Another study reported non-significant difference between bulk fill and bulk fill flowable composites [57]. Although polymerization shrinkage PS of both composites is different. PS might not be the only reason behind the contraction stresses [58], the similarity between both composites might be due to lower flexural modulus and delayed contraction rate [59].This went in agreement with Toz et al. who reported no difference between bulk fill flowable and bulk fill composites in fracture resistance of ETT [60]. Besides, Yasa et al. found no difference between nanohybrid composite, bulk fill flowable composite, and SFRC in the absence of retention slots [61].
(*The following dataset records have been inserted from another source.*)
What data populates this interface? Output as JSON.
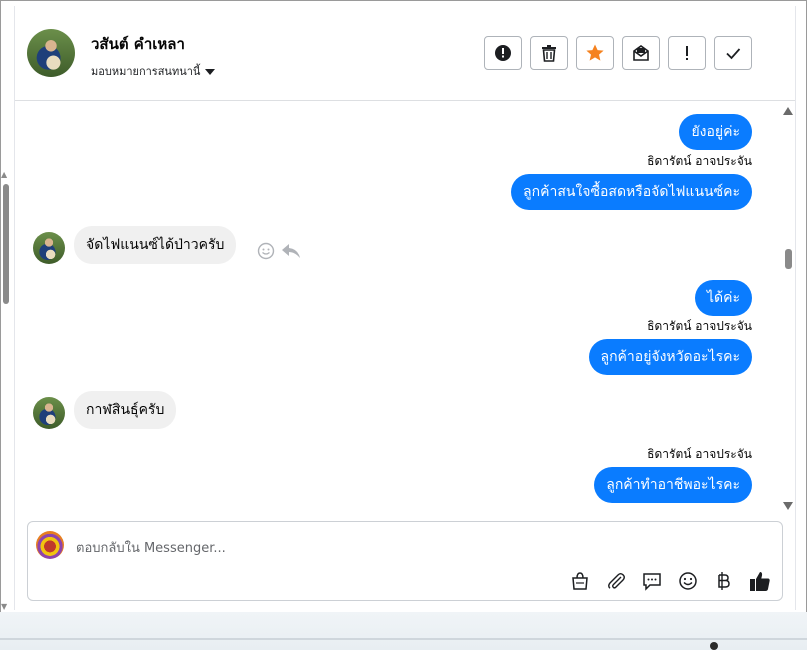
{
  "header": {
    "contact_name": "วสันต์ คำเหลา",
    "assign_label": "มอบหมายการสนทนานี้"
  },
  "toolbar": {
    "buttons": [
      {
        "name": "mark-spam",
        "icon": "alert-circle-icon"
      },
      {
        "name": "delete",
        "icon": "trash-icon"
      },
      {
        "name": "star",
        "icon": "star-icon",
        "color": "#f5821f"
      },
      {
        "name": "mark-unread",
        "icon": "mail-open-icon"
      },
      {
        "name": "follow-up",
        "icon": "exclamation-icon"
      },
      {
        "name": "mark-done",
        "icon": "check-icon"
      }
    ]
  },
  "messages": [
    {
      "dir": "out",
      "text": "ยังอยู่ค่ะ"
    },
    {
      "dir": "out",
      "sender": "ธิดารัตน์ อาจประจัน",
      "text": "ลูกค้าสนใจซื้อสดหรือจัดไฟแนนซ์คะ"
    },
    {
      "dir": "in",
      "text": "จัดไฟแนนซ์ได้ป่าวครับ"
    },
    {
      "dir": "out",
      "text": "ได้ค่ะ"
    },
    {
      "dir": "out",
      "sender": "ธิดารัตน์ อาจประจัน",
      "text": "ลูกค้าอยู่จังหวัดอะไรคะ"
    },
    {
      "dir": "in",
      "text": "กาฬสินธุ์ครับ"
    },
    {
      "dir": "out",
      "sender": "ธิดารัตน์ อาจประจัน",
      "text": "ลูกค้าทำอาชีพอะไรคะ"
    }
  ],
  "composer": {
    "placeholder": "ตอบกลับใน Messenger...",
    "tools": [
      "shop-bag-icon",
      "paperclip-icon",
      "saved-reply-icon",
      "emoji-icon",
      "baht-icon",
      "thumbs-up-icon"
    ]
  },
  "colors": {
    "outgoing_bubble": "#0a7cff",
    "incoming_bubble": "#f0f0f0",
    "star_accent": "#f5821f"
  }
}
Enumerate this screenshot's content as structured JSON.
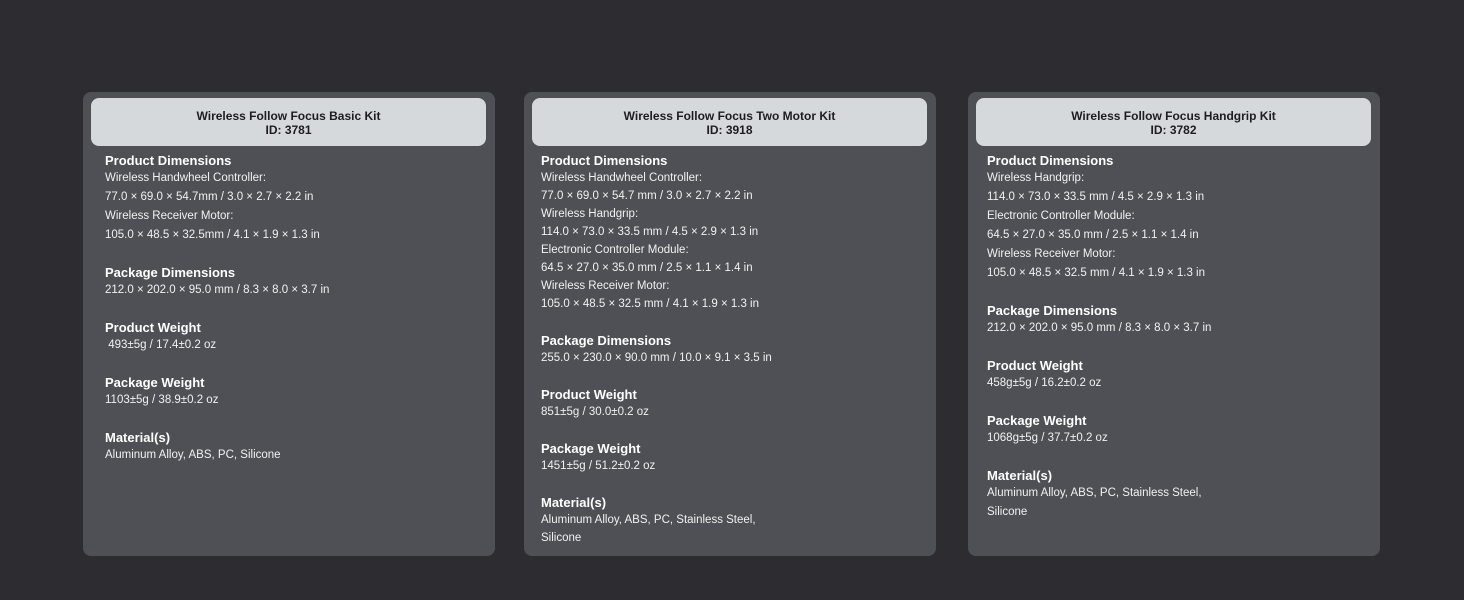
{
  "cards": [
    {
      "title": "Wireless Follow Focus Basic Kit",
      "id": "ID: 3781",
      "sections": [
        {
          "title": "Product Dimensions",
          "lines": [
            "Wireless Handwheel Controller:",
            "77.0 × 69.0 × 54.7mm / 3.0 × 2.7 × 2.2 in",
            "Wireless Receiver Motor:",
            "105.0 × 48.5 × 32.5mm / 4.1 × 1.9 × 1.3 in"
          ]
        },
        {
          "title": "Package Dimensions",
          "lines": [
            "212.0 × 202.0 × 95.0 mm / 8.3 × 8.0 × 3.7 in"
          ]
        },
        {
          "title": "Product Weight",
          "lines": [
            " 493±5g / 17.4±0.2 oz"
          ]
        },
        {
          "title": "Package Weight",
          "lines": [
            "1103±5g / 38.9±0.2 oz"
          ]
        },
        {
          "title": "Material(s)",
          "lines": [
            "Aluminum Alloy, ABS, PC, Silicone"
          ]
        }
      ]
    },
    {
      "title": "Wireless Follow Focus Two Motor Kit",
      "id": "ID: 3918",
      "sections": [
        {
          "title": "Product Dimensions",
          "lines": [
            "Wireless Handwheel Controller:",
            "77.0 × 69.0 × 54.7 mm / 3.0 × 2.7 × 2.2 in",
            "Wireless Handgrip:",
            "114.0 × 73.0 × 33.5 mm / 4.5 × 2.9 × 1.3 in",
            "Electronic Controller Module:",
            "64.5 × 27.0 × 35.0 mm / 2.5 × 1.1 × 1.4 in",
            "Wireless Receiver Motor:",
            "105.0 × 48.5 × 32.5 mm / 4.1 × 1.9 × 1.3 in"
          ]
        },
        {
          "title": "Package Dimensions",
          "lines": [
            "255.0 × 230.0 × 90.0 mm / 10.0 × 9.1 × 3.5 in"
          ]
        },
        {
          "title": "Product Weight",
          "lines": [
            "851±5g / 30.0±0.2 oz"
          ]
        },
        {
          "title": "Package Weight",
          "lines": [
            "1451±5g / 51.2±0.2 oz"
          ]
        },
        {
          "title": "Material(s)",
          "lines": [
            "Aluminum Alloy, ABS, PC, Stainless Steel,",
            "Silicone"
          ]
        }
      ]
    },
    {
      "title": "Wireless Follow Focus Handgrip Kit",
      "id": "ID: 3782",
      "sections": [
        {
          "title": "Product Dimensions",
          "lines": [
            "Wireless Handgrip:",
            "114.0 × 73.0 × 33.5 mm / 4.5 × 2.9 × 1.3 in",
            "Electronic Controller Module:",
            "64.5 × 27.0 × 35.0 mm / 2.5 × 1.1 × 1.4 in",
            "Wireless Receiver Motor:",
            "105.0 × 48.5 × 32.5 mm / 4.1 × 1.9 × 1.3 in"
          ]
        },
        {
          "title": "Package Dimensions",
          "lines": [
            "212.0 × 202.0 × 95.0 mm / 8.3 × 8.0 × 3.7 in"
          ]
        },
        {
          "title": "Product Weight",
          "lines": [
            "458g±5g / 16.2±0.2 oz"
          ]
        },
        {
          "title": "Package Weight",
          "lines": [
            "1068g±5g / 37.7±0.2 oz"
          ]
        },
        {
          "title": "Material(s)",
          "lines": [
            "Aluminum Alloy, ABS, PC, Stainless Steel,",
            "Silicone"
          ]
        }
      ]
    }
  ]
}
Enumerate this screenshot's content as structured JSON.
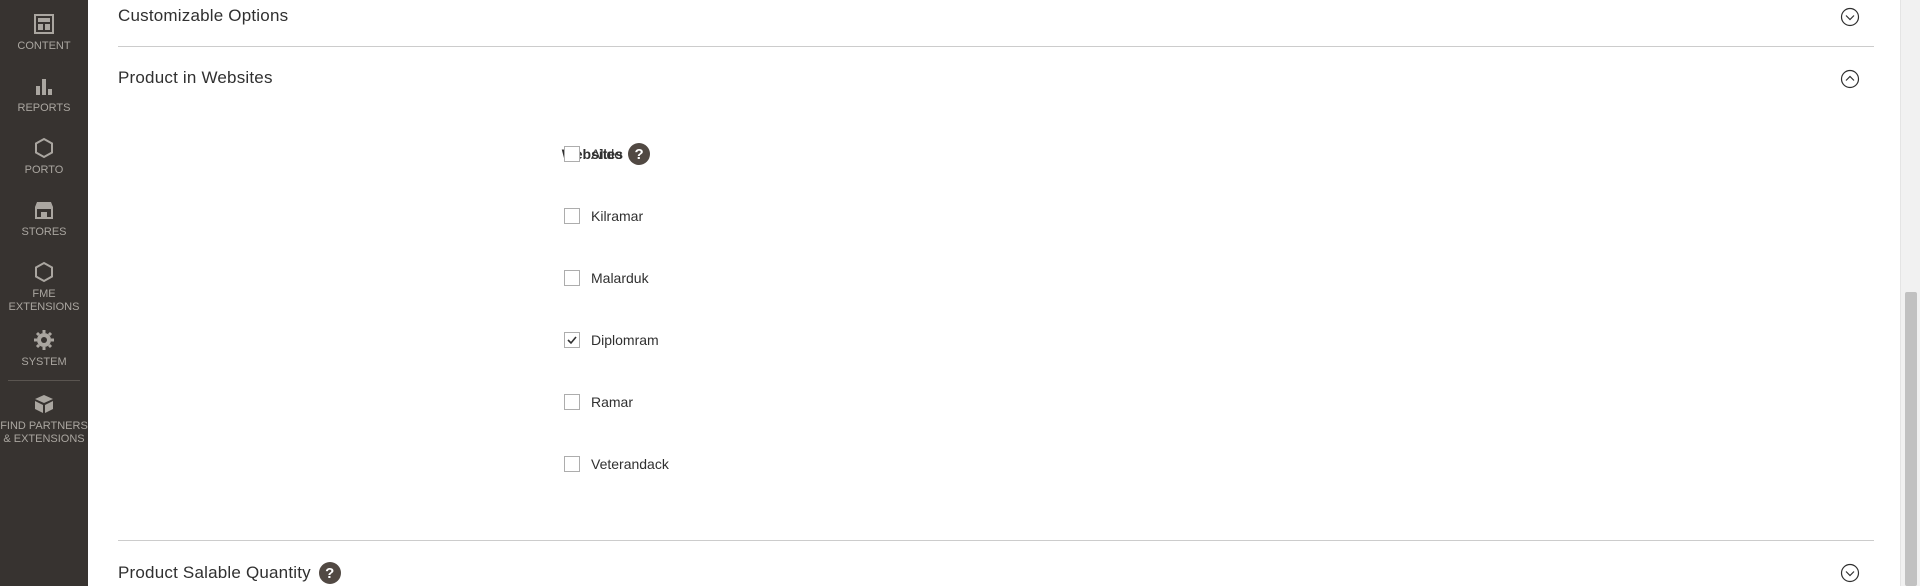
{
  "sidebar": {
    "items": [
      {
        "label": "CONTENT",
        "icon": "content-icon"
      },
      {
        "label": "REPORTS",
        "icon": "reports-icon"
      },
      {
        "label": "PORTO",
        "icon": "hexagon-icon"
      },
      {
        "label": "STORES",
        "icon": "stores-icon"
      },
      {
        "label_line1": "FME",
        "label_line2": "EXTENSIONS",
        "icon": "hexagon-icon"
      },
      {
        "label": "SYSTEM",
        "icon": "gear-icon"
      },
      {
        "label_line1": "FIND PARTNERS",
        "label_line2": "& EXTENSIONS",
        "icon": "box-icon"
      }
    ]
  },
  "sections": {
    "customizable_options": {
      "title": "Customizable Options",
      "state": "collapsed"
    },
    "product_in_websites": {
      "title": "Product in Websites",
      "state": "expanded",
      "field_label": "Websites",
      "options": [
        {
          "label": "Alldo",
          "checked": false
        },
        {
          "label": "Kilramar",
          "checked": false
        },
        {
          "label": "Malarduk",
          "checked": false
        },
        {
          "label": "Diplomram",
          "checked": true
        },
        {
          "label": "Ramar",
          "checked": false
        },
        {
          "label": "Veterandack",
          "checked": false
        }
      ],
      "help_glyph": "?"
    },
    "product_salable_quantity": {
      "title": "Product Salable Quantity",
      "state": "collapsed",
      "help_glyph": "?"
    }
  },
  "colors": {
    "sidebar_bg": "#373330",
    "sidebar_text": "#aaa6a0",
    "help_bg": "#514943"
  }
}
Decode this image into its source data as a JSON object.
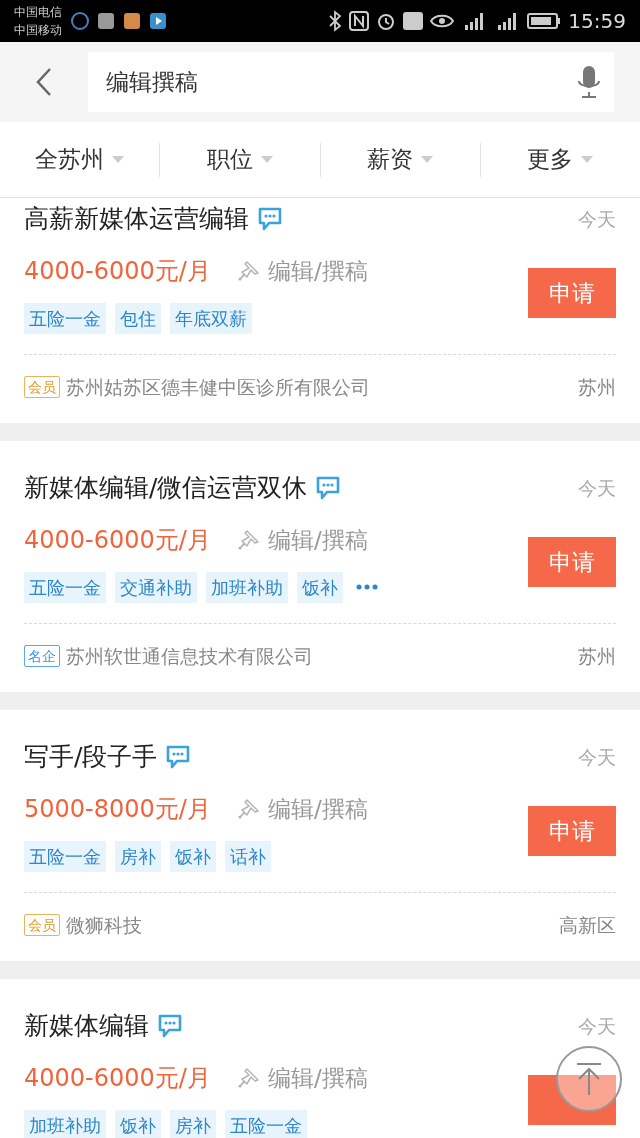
{
  "status_bar": {
    "carriers": [
      "中国电信",
      "中国移动"
    ],
    "time": "15:59"
  },
  "search": {
    "value": "编辑撰稿"
  },
  "filters": [
    {
      "label": "全苏州"
    },
    {
      "label": "职位"
    },
    {
      "label": "薪资"
    },
    {
      "label": "更多"
    }
  ],
  "jobs": [
    {
      "title": "高薪新媒体运营编辑",
      "date": "今天",
      "salary": "4000-6000元/月",
      "category": "编辑/撰稿",
      "tags": [
        "五险一金",
        "包住",
        "年底双薪"
      ],
      "more_tags": false,
      "badge": {
        "kind": "member",
        "label": "会员"
      },
      "company": "苏州姑苏区德丰健中医诊所有限公司",
      "location": "苏州",
      "apply": "申请"
    },
    {
      "title": "新媒体编辑/微信运营双休",
      "date": "今天",
      "salary": "4000-6000元/月",
      "category": "编辑/撰稿",
      "tags": [
        "五险一金",
        "交通补助",
        "加班补助",
        "饭补"
      ],
      "more_tags": true,
      "badge": {
        "kind": "famous",
        "label": "名企"
      },
      "company": "苏州软世通信息技术有限公司",
      "location": "苏州",
      "apply": "申请"
    },
    {
      "title": "写手/段子手",
      "date": "今天",
      "salary": "5000-8000元/月",
      "category": "编辑/撰稿",
      "tags": [
        "五险一金",
        "房补",
        "饭补",
        "话补"
      ],
      "more_tags": false,
      "badge": {
        "kind": "member",
        "label": "会员"
      },
      "company": "微狮科技",
      "location": "高新区",
      "apply": "申请"
    },
    {
      "title": "新媒体编辑",
      "date": "今天",
      "salary": "4000-6000元/月",
      "category": "编辑/撰稿",
      "tags": [
        "加班补助",
        "饭补",
        "房补",
        "五险一金"
      ],
      "more_tags": false
    }
  ]
}
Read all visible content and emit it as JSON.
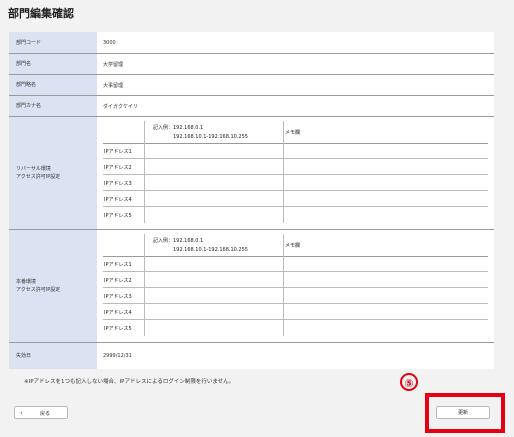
{
  "page": {
    "title": "部門編集確認"
  },
  "fields": {
    "dept_code": {
      "label": "部門コード",
      "value": "3000"
    },
    "dept_name": {
      "label": "部門名",
      "value": "大学留理"
    },
    "dept_short": {
      "label": "部門略名",
      "value": "大事留理"
    },
    "dept_kana": {
      "label": "部門カナ名",
      "value": "ダイガクケイリ"
    },
    "expiry": {
      "label": "失効日",
      "value": "2999/12/31"
    }
  },
  "ip_blocks": [
    {
      "label_line1": "リバーサル環境",
      "label_line2": "アクセス許可IP設定",
      "example_line1": "記入例：192.168.0.1",
      "example_line2": "192.168.10.1-192.168.10.255",
      "memo_header": "メモ欄",
      "rows": [
        "IPアドレス1",
        "IPアドレス2",
        "IPアドレス3",
        "IPアドレス4",
        "IPアドレス5"
      ]
    },
    {
      "label_line1": "本番環境",
      "label_line2": "アクセス許可IP設定",
      "example_line1": "記入例：192.168.0.1",
      "example_line2": "192.168.10.1-192.168.10.255",
      "memo_header": "メモ欄",
      "rows": [
        "IPアドレス1",
        "IPアドレス2",
        "IPアドレス3",
        "IPアドレス4",
        "IPアドレス5"
      ]
    }
  ],
  "note": "※IPアドレスを1つも記入しない場合、IPアドレスによるログイン制限を行いません。",
  "buttons": {
    "back": "戻る",
    "update": "更新",
    "back_icon": "chevron-left-icon"
  },
  "annotation": {
    "step": "⑤",
    "color": "#e60012"
  }
}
As the use of bulk fill restoratives is demanding nowadays, especially those with easier application they are clinically recommended in terms of fracture resistance to restore endodontically treated teeth. However, the results of the present invitro study should be validated with additional clinical studies to take into consideration the functional and parafunctional forces. In endodontically treated teeth, and after been claimed by manufacturers that they have excellent adaptation, further studies should take place to test the adaptation of these bulk fill materials to the floor of the pulp chamber even without the need to add any intermediate material between them and the root canal filling material.

The best that we can tell, limited in-vitro research studied the different mechanical properties of preheated thermo-viscous composites used to restore endodontically treated teeth. Therefore, clinical investigations are required to support the use of these composites and much more importantly relate them to the clinical scenario.

Conclusion

Within the confines of the present study, all restored teeth reported lower fracture resistance values when compared to the intact teeth group. After thermocycling, endodontically treated maxillary premolars restored with pre-heated thermos-viscous composite did not exhibit an increase in fracture resistance. Notably, our findings indicate that short fiber-reinforced composite demonstrated significantly higher fracture resistance compared to other types of composites assessed in this study. This suggests the potential superiority of short fiber-reinforced composite in enhancing the overall structural integrity of endodontically treated teeth subjected to occlusal forces.